Normal Distribution: Describes the frequency distribution of populations, recognized as the most common shape of population data.
- The distribution is characterized by its symmetry and bell-shaped curve.
Core Principles:
- Central region reflects higher frequency of scores, whereas tails exhibit lower frequency and probability.

Unit Normal Table: Replaces graphical representation for direct calculation of proportions in normal distributions, assisting with z-score interpretation.
- The z-score acts as a divider, producing two sections: Body (larger section) and Tail (smaller section).
Table Structure:
- Column A: Critical z-value.
- Column B: Proportion in Body.
- Column C: Proportion in Tail.

When evaluating samples larger than n=1:
- Use the sample mean instead of individual scores to derive population conclusions.
The z-score of the sample mean is utilized to describe its position in relation to the total population:
- z = \frac{M - \mu}{\sigma_M}
Sampling error reinforces the necessity of understanding distributions and their associated probability.

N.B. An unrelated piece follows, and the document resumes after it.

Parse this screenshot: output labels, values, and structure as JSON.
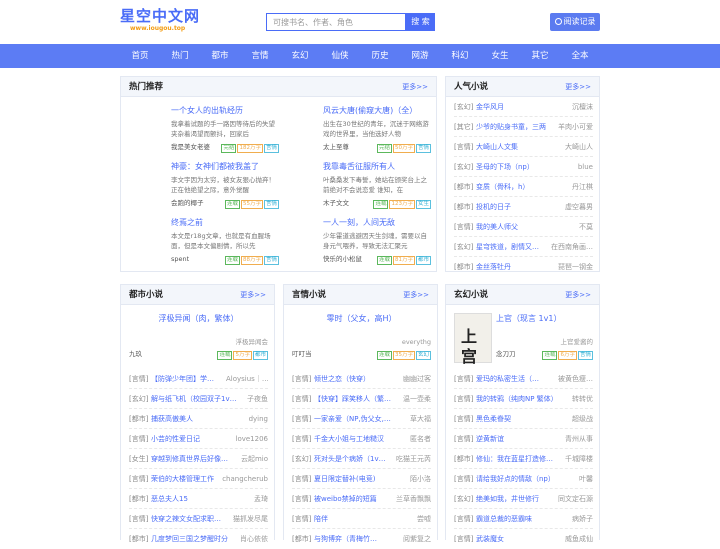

Definition: Collection of all possible sample means drawn from a population, providing a robust framework for probability assessment.
Central Limit Theorem (CLT): Describes properties of the distribution of sample means:
- Shape: Approximation to normal distribution under certain conditions (population is normal or sample size n ≥ 30).
- Mean: The mean of sample means corresponds to the population mean, represented as \mu_M.
- Variability:
- The standard deviation for the distribution of sample means is called the Standard Error of the Mean (SEM):
  - Notation: \sigma_M
  - Formula: \sigma_M = \frac{\sigma}{\sqrt{n}}

Employ properties from the CLT when analyzing probabilities related to sample means.
- For normalized distributions, adapt z-scores and make use of the Unit Normal Table to derive probabilities in segments defined by z-scores.

Hypothesis Testing Framework:
- Statistical analyses aim to discern the effects of treatments within populations based on sample evaluations.
- Make crucial assumptions about treatment effects affecting individual scores without altering standard deviation or distribution shape.
Types of Hypotheses:
- Null Hypothesis (H0): Predicts no treatment effect, represented as:
- \mu{after} = \mu{before}
- Alternative Hypothesis (H1): Predicts treatment effect exists, which can be:
- Non-directional: \mu{after} \neq \mu{before}
- Directional: If hypothesized direction (increase or decrease) is specified, express with:
  - \mu{after} > \mu{before} or \mu{after} < \mu{before}

State the Hypotheses: Confirm the null and alternative hypotheses.
Determine Evidence: Assess sample data for indications of treatment effects through probability measures.
Compare Sample Means: Using derived z-scores to critical values determines significance by observing whether sample means fall in the critical region.

Significance Level (-alpha): Primarily defines the boundary between likely and unlikely sample means.
- Sets the proportion of critical regions under H0.
- For instance, an alpha of 0.05 implies that 5% of the distribution is reserved for critical regions.
Critical z-score Example: Given alpha = 0.05, the critical z-scores correspond to +/-1.96 (non-directional hypothesis).

Data collection permits the derivation of sample means and their z-scores, with comparison against critical z-values (+/- 1.96).
Decisions on whether to reject H0 are based on whether the sample mean lies outside the critical region, suggesting evidence of treatment effects.
For directional hypotheses, modify critical z-values according to the predicted increase or decrease, e.g., use +1.65 for an expected increase.

Hypothesis testing is a practical application of probability principles and normal distribution characteristics, providing insights into population effects post-treatment.
Ongoing evaluations within research frameworks ensure evidence is continuous, thereby refining conclusions.